Kozmik Oda'da, Bülent Arınç'a suikast delilleri arayacaklar.
Başbakan'la görüştüm, "Bırakın arasınlar" dedi. 31 Aralık günü
arama yapıldı. Kozmik Oda'da çok önemli şeyler çıktığını da
sanmayın.
Kozmik Oda'ya giriş izni vermeseydim, beni Arınç'a suikast
azmettiricisi bile yapabilirlerdi. Türk Silahlı Kuvvetleri töhmet
altında kalacaktı.
Hurşit Tolon Malatya'ya konferans için gittiği gün, orada Zirve
Yayınevi'nde vahşice cinayetler işleniyor. Burada da bir gizli
tanık var. Silahlı Kuvvetler'den atılmış, ahlaksız bir uzman çavuş.

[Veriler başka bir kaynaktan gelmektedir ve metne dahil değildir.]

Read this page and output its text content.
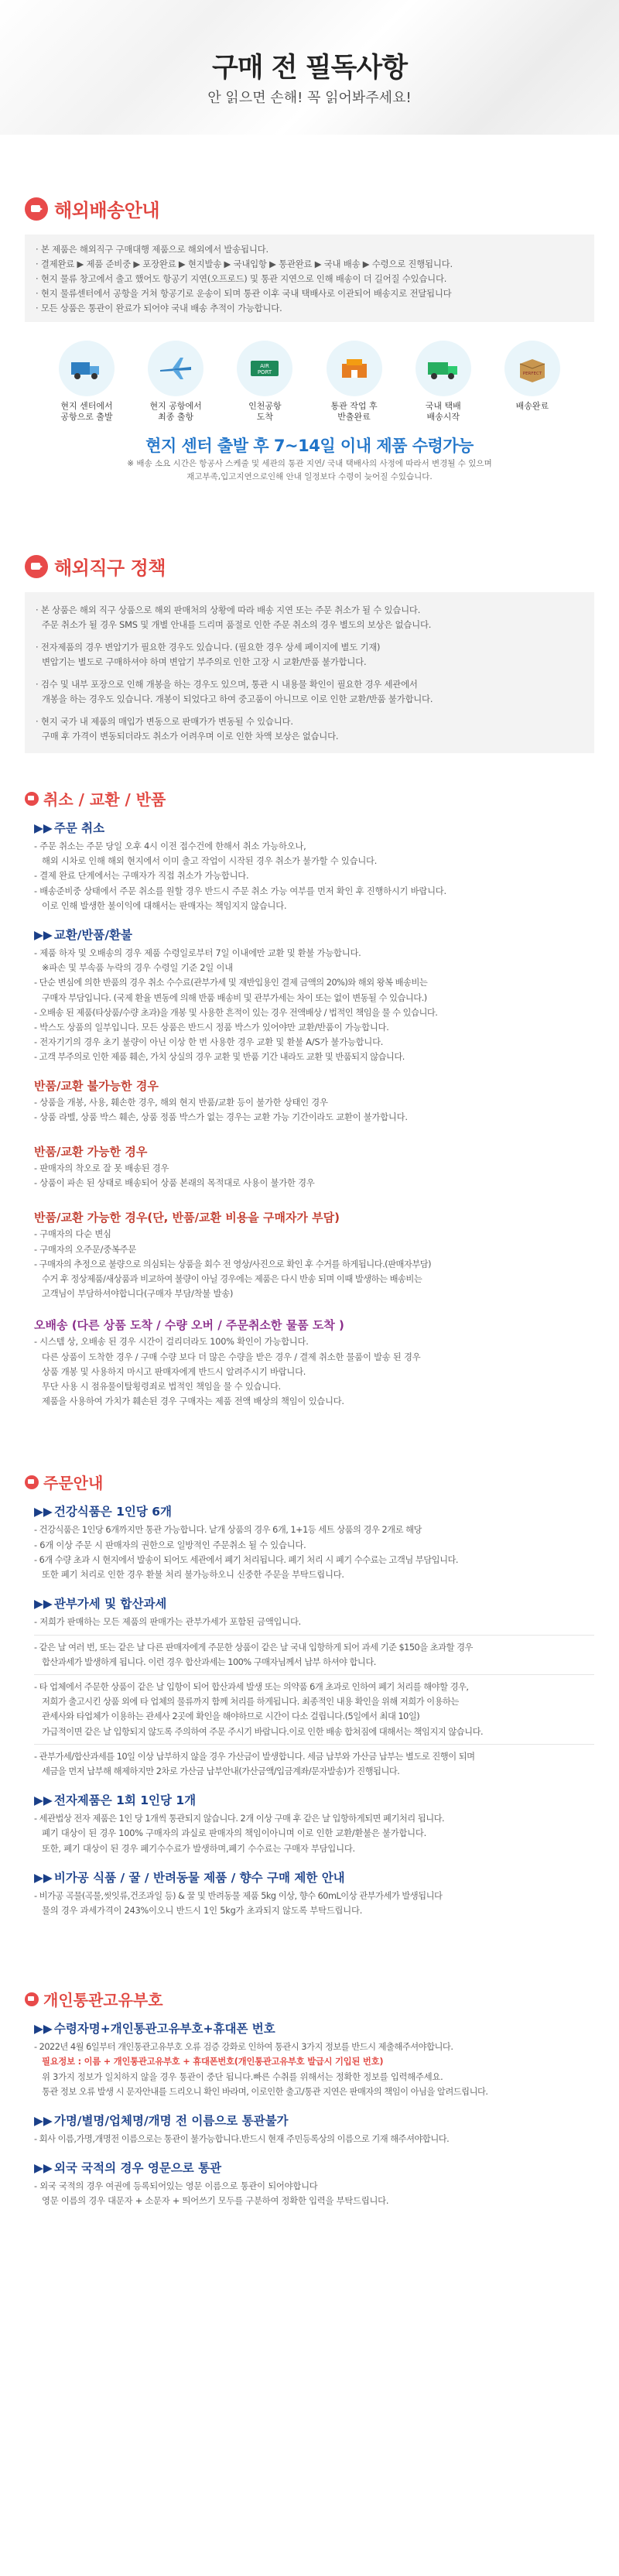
구매 전 필독사항

안 읽으면 손해! 꼭 읽어봐주세요!

해외배송안내

· 본 제품은 해외직구 구매대행 제품으로 해외에서 발송됩니다.

· 결제완료 ▶ 제품 준비중 ▶ 포장완료 ▶ 현지발송 ▶ 국내입항 ▶ 통관완료 ▶ 국내 배송 ▶ 수령으로 진행됩니다.

· 현지 물류 창고에서 출고 했어도 항공기 지연(오프로드) 및 통관 지연으로 인해 배송이 더 길어질 수있습니다.

· 현지 물류센터에서 공항을 거쳐 항공기로 운송이 되며 통관 이후 국내 택배사로 이관되어 배송지로 전달됩니다

· 모든 상품은 통관이 완료가 되어야 국내 배송 추적이 가능합니다.

현지 센터에서
공항으로 출발
현지 공항에서
최종 출항
AIR
PORT
인천공항
도착
통관 작업 후
반출완료
국내 택배
배송시작
PERFECT
배송완료
현지 센터 출발 후 7~14일 이내 제품 수령가능
※ 배송 소요 시간은 항공사 스케줄 및 세관의 통관 지연/ 국내 택배사의 사정에 따라서 변경될 수 있으며
재고부족,입고지연으로인해 안내 일정보다 수령이 늦어질 수있습니다.
해외직구 정책

· 본 상품은 해외 직구 상품으로 해외 판매처의 상황에 따라 배송 지연 또는 주문 취소가 될 수 있습니다.

주문 취소가 될 경우 SMS 및 개별 안내를 드리며 품절로 인한 주문 취소의 경우 별도의 보상은 없습니다.

· 전자제품의 경우 변압기가 필요한 경우도 있습니다. (필요한 경우 상세 페이지에 별도 기재)

변압기는 별도로 구매하셔야 하며 변압기 부주의로 인한 고장 시 교환/반품 불가합니다.

· 검수 및 내부 포장으로 인해 개봉을 하는 경우도 있으며, 통관 시 내용물 확인이 필요한 경우 세관에서

개봉을 하는 경우도 있습니다. 개봉이 되었다고 하여 중고품이 아니므로 이로 인한 교환/반품 불가합니다.

· 현지 국가 내 제품의 매입가 변동으로 판매가가 변동될 수 있습니다.

구매 후 가격이 변동되더라도 취소가 어려우며 이로 인한 차액 보상은 없습니다.

취소 / 교환 / 반품
▶▶ 주문 취소

- 주문 취소는 주문 당일 오후 4시 이전 접수건에 한해서 취소 가능하오나,

해외 시차로 인해 해외 현지에서 이미 출고 작업이 시작된 경우 취소가 불가할 수 있습니다.

- 결제 완료 단계에서는 구매자가 직접 취소가 가능합니다.

- 배송준비중 상태에서 주문 취소를 원할 경우 반드시 주문 취소 가능 여부를 먼저 확인 후 진행하시기 바랍니다.

이로 인해 발생한 불이익에 대해서는 판매자는 책임지지 않습니다.

▶▶ 교환/반품/환불

- 제품 하자 및 오배송의 경우 제품 수령일로부터 7일 이내에만 교환 및 환불 가능합니다.

※파손 및 부속품 누락의 경우 수령일 기준 2일 이내

- 단순 변심에 의한 반품의 경우 취소 수수료(관부가세 및 재반입용인 결제 금액의 20%)와 해외 왕복 배송비는

구매자 부담입니다. (국제 환율 변동에 의해 반품 배송비 및 관부가세는 차이 또는 없이 변동될 수 있습니다.)

- 오배송 된 제품(타상품/수량 초과)을 개봉 및 사용한 흔적이 있는 경우 전액배상 / 법적인 책임을 물 수 있습니다.

- 박스도 상품의 일부입니다. 모든 상품은 반드시 정품 박스가 있어야만 교환/반품이 가능합니다.

- 전자기기의 경우 초기 불량이 아닌 이상 한 번 사용한 경우 교환 및 환불 A/S가 불가능합니다.

- 고객 부주의로 인한 제품 훼손, 가치 상실의 경우 교환 및 반품 기간 내라도 교환 및 반품되지 않습니다.

반품/교환 불가능한 경우

- 상품을 개봉, 사용, 훼손한 경우, 해외 현지 반품/교환 등이 불가한 상태인 경우

- 상품 라벨, 상품 박스 훼손, 상품 정품 박스가 없는 경우는 교환 가능 기간이라도 교환이 불가합니다.

반품/교환 가능한 경우

- 판매자의 착오로 잘 못 배송된 경우

- 상품이 파손 된 상태로 배송되어 상품 본래의 목적대로 사용이 불가한 경우

반품/교환 가능한 경우(단, 반품/교환 비용을 구매자가 부담)

- 구매자의 다순 변심

- 구매자의 오주문/중복주문

- 구매자의 추정으로 불량으로 의심되는 상품을 회수 전 영상/사진으로 확인 후 수거를 하게됩니다.(판매자부담)

수거 후 정상제품/새상품과 비교하여 불량이 아닐 경우에는 제품은 다시 반송 되며 이때 발생하는 배송비는

고객님이 부담하셔야합니다(구매자 부담/착불 발송)

오배송 (다른 상품 도착 / 수량 오버 / 주문취소한 물품 도착 )

- 시스템 상, 오배송 된 경우 시간이 걸리더라도 100% 확인이 가능합니다.

다른 상품이 도착한 경우 / 구매 수량 보다 더 많은 수량을 받은 경우 / 결제 취소한 물품이 발송 된 경우

상품 개봉 및 사용하지 마시고 판매자에게 반드시 알려주시기 바랍니다.

무단 사용 시 점유물이탈횡령죄로 법적인 책임을 물 수 있습니다.

제품을 사용하여 가치가 훼손된 경우 구매자는 제품 전액 배상의 책임이 있습니다.

주문안내
▶▶ 건강식품은 1인당 6개

- 건강식품은 1인당 6개까지만 통관 가능합니다. 낱개 상품의 경우 6개, 1+1등 세트 상품의 경우 2개로 해당

- 6개 이상 주문 시 판매자의 권한으로 일방적인 주문취소 될 수 있습니다.

- 6개 수량 초과 시 현지에서 발송이 되어도 세관에서 폐기 처리됩니다. 폐기 처리 시 폐기 수수료는 고객님 부담입니다.

또한 폐기 처리로 인한 경우 환불 처리 불가능하오니 신중한 주문을 부탁드립니다.

▶▶ 관부가세 및 합산과세

- 저희가 판매하는 모든 제품의 판매가는 관부가세가 포함된 금액입니다.

- 같은 날 여러 번, 또는 같은 날 다른 판매자에게 주문한 상품이 같은 날 국내 입항하게 되어 과세 기준 $150을 초과할 경우

합산과세가 발생하게 됩니다. 이런 경우 합산과세는 100% 구매자님께서 납부 하셔야 합니다.

- 타 업체에서 주문한 상품이 같은 날 입항이 되어 합산과세 발생 또는 의약품 6개 초과로 인하여 폐기 처리를 해야할 경우,

저희가 출고시킨 상품 외에 타 업체의 물류까지 함께 처리를 하게됩니다. 최종적인 내용 확인을 위해 저희가 이용하는

관세사와 타업체가 이용하는 관세사 2곳에 확인을 해야하므로 시간이 다소 걸립니다.(5일에서 최대 10일)

가급적이면 같은 날 입항되지 않도록 주의하여 주문 주시기 바랍니다.이로 인한 배송 합쳐짐에 대해서는 책임지지 않습니다.

- 관부가세/합산과세를 10일 이상 납부하지 않을 경우 가산금이 발생합니다. 세금 납부와 가산금 납부는 별도로 진행이 되며

세금을 먼저 납부해 해제하지만 2차로 가산금 납부안내(가산금액/입금계좌/문자발송)가 진행됩니다.

▶▶ 전자제품은 1회 1인당 1개

- 세관법상 전자 제품은 1인 당 1개씩 통관되지 않습니다. 2개 이상 구매 후 같은 날 입항하게되면 폐기처리 됩니다.

폐기 대상이 된 경우 100% 구매자의 과실로 판매자의 책임이아니며 이로 인한 교환/환불은 불가합니다.

또한, 폐기 대상이 된 경우 폐기수수료가 발생하며,폐기 수수료는 구매자 부담입니다.

▶▶ 비가공 식품 / 꿀 / 반려동물 제품 / 향수 구매 제한 안내

- 비가공 곡물(곡물,씻잇류,건조과일 등) & 꿀 및 반려동물 제품 5kg 이상, 향수 60mL이상 관부가세가 발생됩니다

물의 경우 과세가격이 243%이오니 반드시 1인 5kg가 초과되지 않도록 부탁드립니다.

개인통관고유부호
▶▶ 수령자명+개인통관고유부호+휴대폰 번호

- 2022년 4월 6일부터 개인통관고유부호 오류 검증 강화로 인하여 통관시 3가지 정보를 반드시 제출해주셔야합니다.

필요정보 : 이름 + 개인통관고유부호 + 휴대폰번호(개인통관고유부호 발급시 기입된 번호)

위 3가지 정보가 일치하지 않을 경우 통관이 중단 됩니다.빠른 수취를 위해서는 정확한 정보를 입력해주세요.

통관 정보 오류 발생 시 문자안내를 드리오니 확인 바라며, 이로인한 출고/통관 지연은 판매자의 책임이 아님을 알려드립니다.

▶▶ 가명/별명/업체명/개명 전 이름으로 통관불가

- 회사 이름,가명,개명전 이름으로는 통관이 불가능합니다.반드시 현재 주민등록상의 이름으로 기재 해주셔야합니다.

▶▶ 외국 국적의 경우 영문으로 통관

- 외국 국적의 경우 여권에 등록되어있는 영문 이름으로 통관이 되어야합니다

영문 이름의 경우 대문자 + 소문자 + 띄어쓰기 모두를 구분하여 정확한 입력을 부탁드립니다.
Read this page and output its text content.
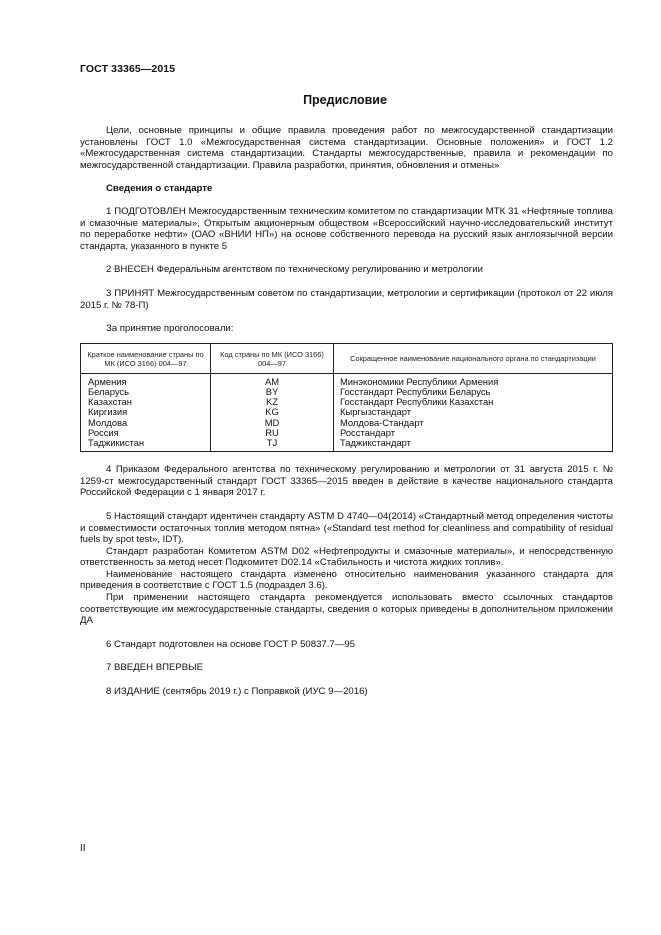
ГОСТ 33365—2015
Предисловие

Цели, основные принципы и общие правила проведения работ по межгосударственной стандартизации установлены ГОСТ 1.0 «Межгосударственная система стандартизации. Основные положения» и ГОСТ 1.2 «Межгосударственная система стандартизации. Стандарты межгосударственные, правила и рекомендации по межгосударственной стандартизации. Правила разработки, принятия, обновления и отмены»

Сведения о стандарте

1 ПОДГОТОВЛЕН Межгосударственным техническим комитетом по стандартизации МТК 31 «Нефтяные топлива и смазочные материалы», Открытым акционерным обществом «Всероссийский научно-исследовательский институт по переработке нефти» (ОАО «ВНИИ НП») на основе собственного перевода на русский язык англоязычной версии стандарта, указанного в пункте 5

2 ВНЕСЕН Федеральным агентством по техническому регулированию и метрологии

3 ПРИНЯТ Межгосударственным советом по стандартизации, метрологии и сертификации (протокол от 22 июля 2015 г. № 78-П)

За принятие проголосовали:

Краткое наименование страны по МК (ИСО 3166) 004—97	Код страны по МК (ИСО 3166) 004—97	Сокращенное наименование национального органа по стандартизации
Армения	AM	Минэкономики Республики Армения
Беларусь	BY	Госстандарт Республики Беларусь
Казахстан	KZ	Госстандарт Республики Казахстан
Киргизия	KG	Кыргызстандарт
Молдова	MD	Молдова-Стандарт
Россия	RU	Росстандарт
Таджикистан	TJ	Таджикстандарт

4 Приказом Федерального агентства по техническому регулированию и метрологии от 31 августа 2015 г. № 1259-ст межгосударственный стандарт ГОСТ 33365—2015 введен в действие в качестве национального стандарта Российской Федерации с 1 января 2017 г.

5 Настоящий стандарт идентичен стандарту ASTM D 4740—04(2014) «Стандартный метод определения чистоты и совместимости остаточных топлив методом пятна» («Standard test method for cleanliness and compatibility of residual fuels by spot test», IDT).

Стандарт разработан Комитетом ASTM D02 «Нефтепродукты и смазочные материалы», и непосредственную ответственность за метод несет Подкомитет D02.14 «Стабильность и чистота жидких топлив».

Наименование настоящего стандарта изменено относительно наименования указанного стандарта для приведения в соответствие с ГОСТ 1.5 (подраздел 3.6).

При применении настоящего стандарта рекомендуется использовать вместо ссылочных стандартов соответствующие им межгосударственные стандарты, сведения о которых приведены в дополнительном приложении ДА

6 Стандарт подготовлен на основе ГОСТ Р 50837.7—95

7 ВВЕДЕН ВПЕРВЫЕ

8 ИЗДАНИЕ (сентябрь 2019 г.) с Поправкой (ИУС 9—2016)

II
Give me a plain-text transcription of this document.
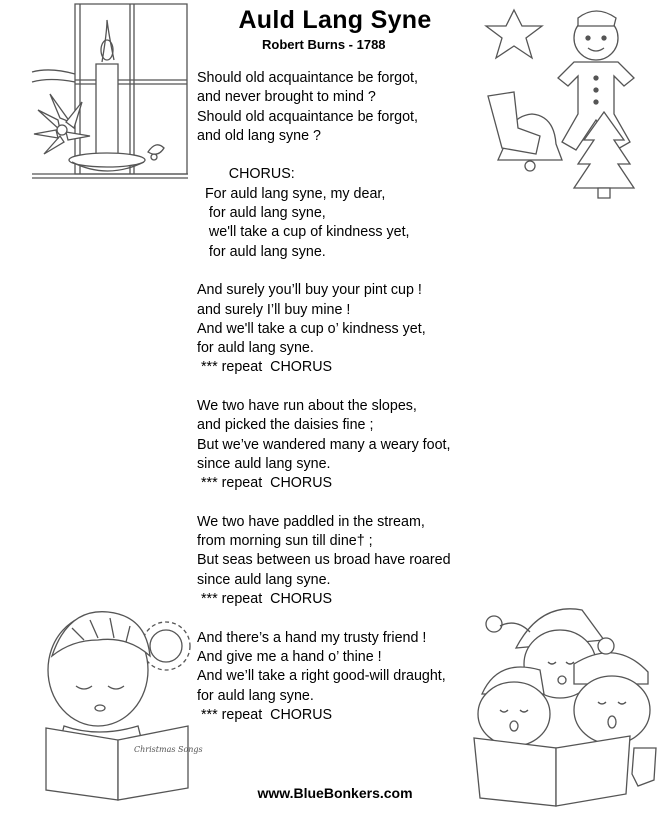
Auld Lang Syne
Robert Burns - 1788
Should old acquaintance be forgot,
and never brought to mind ?
Should old acquaintance be forgot,
and old lang syne ?
CHORUS:
For auld lang syne, my dear,
for auld lang syne,
we'll take a cup of kindness yet,
for auld lang syne.
And surely you’ll buy your pint cup !
and surely I’ll buy mine !
And we'll take a cup o’ kindness yet,
for auld lang syne.
*** repeat  CHORUS
We two have run about the slopes,
and picked the daisies fine ;
But we’ve wandered many a weary foot,
since auld lang syne.
*** repeat  CHORUS
We two have paddled in the stream,
from morning sun till dine† ;
But seas between us broad have roared
since auld lang syne.
*** repeat  CHORUS
And there’s a hand my trusty friend !
And give me a hand o’ thine !
And we’ll take a right good-will draught,
for auld lang syne.
*** repeat  CHORUS
Christmas Songs
www.BlueBonkers.com
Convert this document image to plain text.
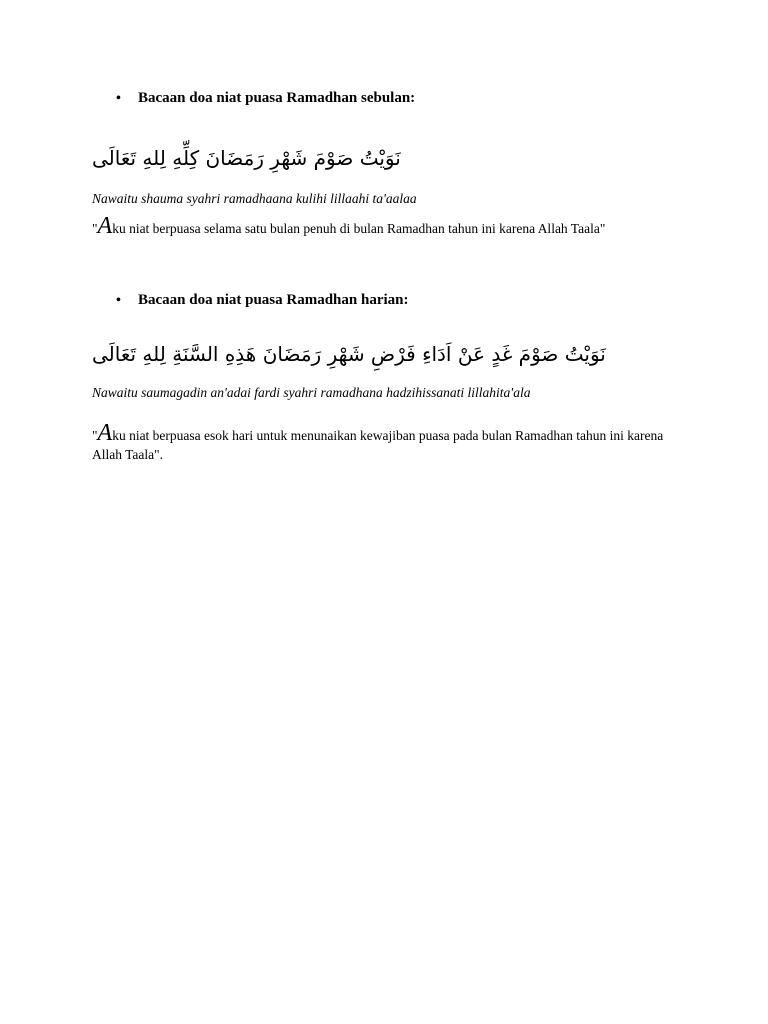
•	Bacaan doa niat puasa Ramadhan sebulan:
نَوَيْتُ صَوْمَ شَهْرِ رَمَضَانَ كِلِّهِ لِلهِ تَعَالَى
Nawaitu shauma syahri ramadhaana kulihi lillaahi ta'aalaa
"Aku niat berpuasa selama satu bulan penuh di bulan Ramadhan tahun ini karena Allah Taala"
•	Bacaan doa niat puasa Ramadhan harian:
نَوَيْتُ صَوْمَ غَدٍ عَنْ اَدَاءِ فَرْضِ شَهْرِ رَمَضَانَ هَذِهِ السَّنَةِ لِلهِ تَعَالَى
Nawaitu saumagadin an'adai fardi syahri ramadhana hadzihissanati lillahita'ala
"Aku niat berpuasa esok hari untuk menunaikan kewajiban puasa pada bulan Ramadhan tahun ini karena Allah Taala".
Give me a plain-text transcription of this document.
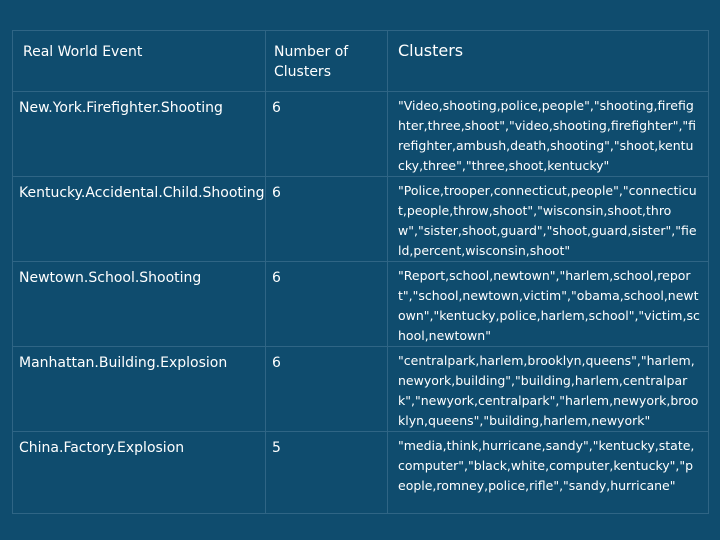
Real World Event	Number of Clusters	Clusters

New.York.Firefighter.Shooting	6	"Video,shooting,police,people","shooting,firefighter,three,shoot","video,shooting,firefighter","firefighter,ambush,death,shooting","shoot,kentucky,three","three,shoot,kentucky"

Kentucky.Accidental.Child.Shooting	6	"Police,trooper,connecticut,people","connecticut,people,throw,shoot","wisconsin,shoot,throw","sister,shoot,guard","shoot,guard,sister","field,percent,wisconsin,shoot"

Newtown.School.Shooting	6	"Report,school,newtown","harlem,school,report","school,newtown,victim","obama,school,newtown","kentucky,police,harlem,school","victim,school,newtown"

Manhattan.Building.Explosion	6	"centralpark,harlem,brooklyn,queens","harlem,newyork,building","building,harlem,centralpark","newyork,centralpark","harlem,newyork,brooklyn,queens","building,harlem,newyork"

China.Factory.Explosion	5	"media,think,hurricane,sandy","kentucky,state,computer","black,white,computer,kentucky","people,romney,police,rifle","sandy,hurricane"
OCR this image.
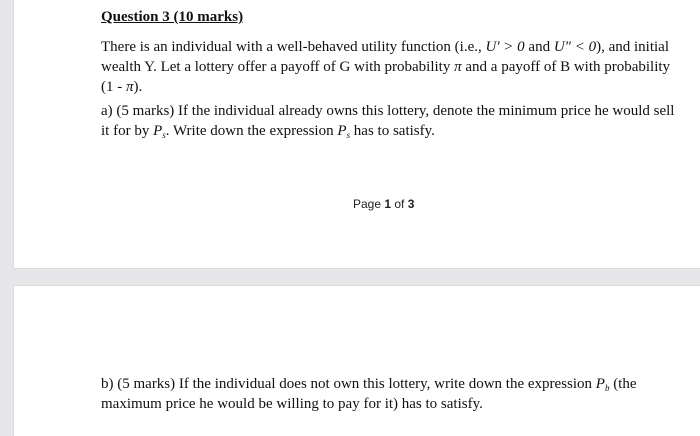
Question 3 (10 marks)
There is an individual with a well-behaved utility function (i.e., U' > 0 and U" < 0), and initial
wealth Y. Let a lottery offer a payoff of G with probability π and a payoff of B with probability
(1 - π).
a) (5 marks) If the individual already owns this lottery, denote the minimum price he would sell
it for by $P_s$. Write down the expression $P_s$ has to satisfy.
Page 1 of 3
b) (5 marks) If the individual does not own this lottery, write down the expression $P_b$ (the
maximum price he would be willing to pay for it) has to satisfy.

Onun suçlamaları... Bunlar ne kadar ağır iftiralar. Bizi buraya,
Türk Silahlı Kuvvetleri'ne nefret ve intikam duyguları içinde
olanlar getirdi.
Meclis İnsan Hakları Komisyonu'ndan geldiler, onlara da söyledim. 7
Şubat 2012 (MİT'e baskın) ve 17 Aralık 2013… Bu konuda iki önemli
kırılma noktası var. Bu iki olay olmasaydı, bu konu buralara kadar
gelmezdi (Paralel yapı bu kadar deşifre olmazdı demek istiyor).